A similar correlation of biological activity with partitioning has also been found by Ingólfsson and Andersen (11) for amphiphilic additives activating gramicidin channels. They explained this serial effect convincingly by additive-induced alterations of the mechanical properties of the membrane. Stay tuned for an impressive study of the effects of anaesthetics on the critical behaviour of cell membranes by Veatch and coworkers (15) in an upcoming issue of the Biophysical Journal. These authors considered partitioning implicitly (yet elegantly) by correlating the thermodynamic effects with biological function.
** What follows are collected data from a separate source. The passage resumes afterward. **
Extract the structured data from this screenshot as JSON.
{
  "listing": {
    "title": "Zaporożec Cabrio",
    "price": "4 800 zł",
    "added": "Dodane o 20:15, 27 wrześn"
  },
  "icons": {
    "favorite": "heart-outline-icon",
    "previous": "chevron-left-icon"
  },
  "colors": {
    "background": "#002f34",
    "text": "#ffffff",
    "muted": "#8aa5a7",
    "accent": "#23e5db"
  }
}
In summary, whenever the effect of an additive on a membrane system is concerned, one needs to consider its membrane partitioning—irrespective of whether the additive exerts its effect by changing generic membrane properties or binds specifically to a protein. Even in the latter case, one may neglect the bilayer-bound fraction of additive only if K_Pc_L ≪ 1. Whenever this condition is not met, activation curves should be presented as a function of membrane composition or the actual composition of the aqueous phase after correction for membrane partitioning. Collins and Gordon (1) show in detail how to do this for the case of water-soluble, short-chain PIPs, and they exemplify the drastic consequences this may have for the interpretation of ligand binding studies performed in the presence of a membrane system.